Reprinted from NewsMax.com
Richardson Campaign Ends in North Korea
Kenneth R. Timmerman
Tuesday, April 10, 2007
New Mexico Gov. Bill Richardson may have just ended his fledgling
campaign for the Democratic presidential nomination, shipwrecked on the
rocky coast of North Korea.
Although Richardson's trip to North Korea was authorized by the
White House, how it played out must have come to a surprise to White
House advisors, let alone to Richardson himself.
The former energy secretary and popular New Mexico Democrat had
gone to the hermit kingdom to claim the remains of six U.S. soldiers
killed during the Korean War. He was also expected to deliver a tough
message from Washington, that the United States expected North Korea to
uphold the 60-day deadline that expires next week for shutting down its
nuclear weapons programs.
Instead, Richardson was sandbagged by his North Korean hosts
yesterday when he was taken on a guided tour of the USS Pueblo, the
"spy ship" attacked and seized by North Korea in international waters
on Jan. 23, 1968. One U.S. sailor was killed during the North Korean
attack.
The Pueblo's 82-man crew was held hostage by the communist regime
for 11 months. North Korea has never paid a price for its act of piracy.

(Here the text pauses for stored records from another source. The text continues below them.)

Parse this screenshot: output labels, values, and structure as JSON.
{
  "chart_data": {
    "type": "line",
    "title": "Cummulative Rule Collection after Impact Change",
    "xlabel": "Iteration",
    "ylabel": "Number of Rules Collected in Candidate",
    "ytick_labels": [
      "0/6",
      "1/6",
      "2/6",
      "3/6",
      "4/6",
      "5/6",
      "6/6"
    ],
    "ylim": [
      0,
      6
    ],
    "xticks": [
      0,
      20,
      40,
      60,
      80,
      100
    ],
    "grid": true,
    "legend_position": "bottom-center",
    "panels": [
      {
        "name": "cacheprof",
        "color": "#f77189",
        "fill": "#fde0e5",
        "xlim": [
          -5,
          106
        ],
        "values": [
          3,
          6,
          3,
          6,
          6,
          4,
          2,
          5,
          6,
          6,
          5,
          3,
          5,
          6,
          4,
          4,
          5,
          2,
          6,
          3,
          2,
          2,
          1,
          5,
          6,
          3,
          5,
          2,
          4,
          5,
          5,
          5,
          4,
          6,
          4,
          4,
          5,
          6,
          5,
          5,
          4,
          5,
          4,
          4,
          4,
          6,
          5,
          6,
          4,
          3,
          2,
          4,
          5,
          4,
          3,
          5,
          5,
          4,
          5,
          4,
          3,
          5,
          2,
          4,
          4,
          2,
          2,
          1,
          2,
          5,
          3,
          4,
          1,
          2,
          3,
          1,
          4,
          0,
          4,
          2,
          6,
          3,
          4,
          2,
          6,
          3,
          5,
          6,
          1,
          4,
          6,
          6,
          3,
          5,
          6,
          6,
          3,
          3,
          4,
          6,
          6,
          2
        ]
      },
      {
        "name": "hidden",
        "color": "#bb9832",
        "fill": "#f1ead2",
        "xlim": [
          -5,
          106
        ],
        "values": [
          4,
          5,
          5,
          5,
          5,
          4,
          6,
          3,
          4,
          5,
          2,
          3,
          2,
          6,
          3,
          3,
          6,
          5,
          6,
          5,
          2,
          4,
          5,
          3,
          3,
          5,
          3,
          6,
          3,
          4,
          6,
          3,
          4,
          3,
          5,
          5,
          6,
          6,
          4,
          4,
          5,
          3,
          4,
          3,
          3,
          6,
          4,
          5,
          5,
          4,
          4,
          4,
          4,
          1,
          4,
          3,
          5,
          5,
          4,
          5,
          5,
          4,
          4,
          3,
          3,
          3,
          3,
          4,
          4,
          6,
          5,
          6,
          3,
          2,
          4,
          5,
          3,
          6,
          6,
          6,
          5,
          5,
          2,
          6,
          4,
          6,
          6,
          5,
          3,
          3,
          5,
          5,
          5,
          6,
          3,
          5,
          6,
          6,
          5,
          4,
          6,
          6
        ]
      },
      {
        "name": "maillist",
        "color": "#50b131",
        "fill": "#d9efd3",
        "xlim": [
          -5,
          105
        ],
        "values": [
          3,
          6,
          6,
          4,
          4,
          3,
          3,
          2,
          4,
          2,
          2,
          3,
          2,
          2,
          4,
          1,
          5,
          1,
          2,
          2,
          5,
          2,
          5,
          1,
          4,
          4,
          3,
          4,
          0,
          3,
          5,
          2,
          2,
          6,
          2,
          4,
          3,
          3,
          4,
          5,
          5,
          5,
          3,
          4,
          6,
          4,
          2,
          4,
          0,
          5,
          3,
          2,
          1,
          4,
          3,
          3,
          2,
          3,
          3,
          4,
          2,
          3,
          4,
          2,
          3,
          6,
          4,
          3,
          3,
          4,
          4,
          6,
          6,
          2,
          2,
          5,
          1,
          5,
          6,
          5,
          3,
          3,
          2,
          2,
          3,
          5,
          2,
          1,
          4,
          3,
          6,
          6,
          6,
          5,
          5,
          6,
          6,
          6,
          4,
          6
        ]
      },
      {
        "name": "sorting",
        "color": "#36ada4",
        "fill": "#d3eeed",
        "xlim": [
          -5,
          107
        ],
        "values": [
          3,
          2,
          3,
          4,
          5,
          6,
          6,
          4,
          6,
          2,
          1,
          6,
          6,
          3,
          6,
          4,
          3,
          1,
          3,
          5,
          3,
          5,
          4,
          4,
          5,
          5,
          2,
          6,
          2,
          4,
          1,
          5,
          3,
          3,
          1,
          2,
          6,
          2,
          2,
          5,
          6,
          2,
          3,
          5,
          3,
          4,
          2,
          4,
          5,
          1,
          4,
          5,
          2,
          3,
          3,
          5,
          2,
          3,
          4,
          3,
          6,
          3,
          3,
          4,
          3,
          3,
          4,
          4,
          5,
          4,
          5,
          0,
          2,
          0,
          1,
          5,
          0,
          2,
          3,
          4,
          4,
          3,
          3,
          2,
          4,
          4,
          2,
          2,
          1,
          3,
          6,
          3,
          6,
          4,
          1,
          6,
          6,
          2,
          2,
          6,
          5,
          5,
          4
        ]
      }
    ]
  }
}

Veterans of the ship have set up a memorial Web site to keep
alive the memory of their captivity and to document how they were
abandoned by the U.S. Navy during an authorized mission to gather
intelligence in international waters off North Korea's coasts.
Today the ship is moored in the Taedong river in the capital,
Pyongyang. Schoolchildren are taken on guided tours of the ship to see
the face of American "imperialism." While on board the Pueblo,
Richardson gamely watched a propaganda film denouncing the United
States, and was captured in the act by NBC News reporter Andrea
Mitchell.
Footage of Richardson on the Pueblo, standing alongside his
smirking North Korea hosts, will haunt him for their rest of his
political career. His posture will be compared unfavorably to the 1988
campaign photographs of Michael Dukakis trying to ride a tank.
Richardson's outrageous kow-towing to the North Koreans makes Dukakis
look like an all-American hero, or a four-star general.
This is what happens when the White House tries to placate the
opposition party by sending a leading Democrat on a diplomatic mission
that should be reserved for professional diplomats. When Richardson
realized he was being taken to the Pueblo, he should have politely
refused the North Korean offer. Instead, he chose to play to the
cameras.
"You don't have to be a professional diplomat to understand the
‘I spit on your grave' transaction the North Koreans were proposing,"
says American Enterprise Institute scholar Nicholas Eberstadt. But
Richardson is not the first high-ranking U.S. visitor to serve as a
"stage-prop" for North Korean propaganda.
In one of her last official visits as secretary of state in
December 2000, Madeline Albright visited North Korea and was "dancing
in the streets" at a huge propaganda festival arranged in her honor,
Eberstadt recalled.
As for the Pueblo, Eberstadt said the North Koreans regularly
trot it out when "it's serious shakedown time," then put it back into
mothballs.
In October 2002, the North Koreans were actually prepared to
return the Pueblo to the State Department, but misread the intentions
of a U.S. delegation led by Assistant Secretary of State James Kelly.
"They thought Kelly was bearing gifts, not coming to challenge them on
their secret uranium enrichment program," Ebertstadt told NewsMax. When
they realized his true intention, they put the ship back into
mothballs, he added.
Eberstadt's latest book, "The North Korean Economy between Crisis
and Catastrophe," will be released by Transaction books on April 17.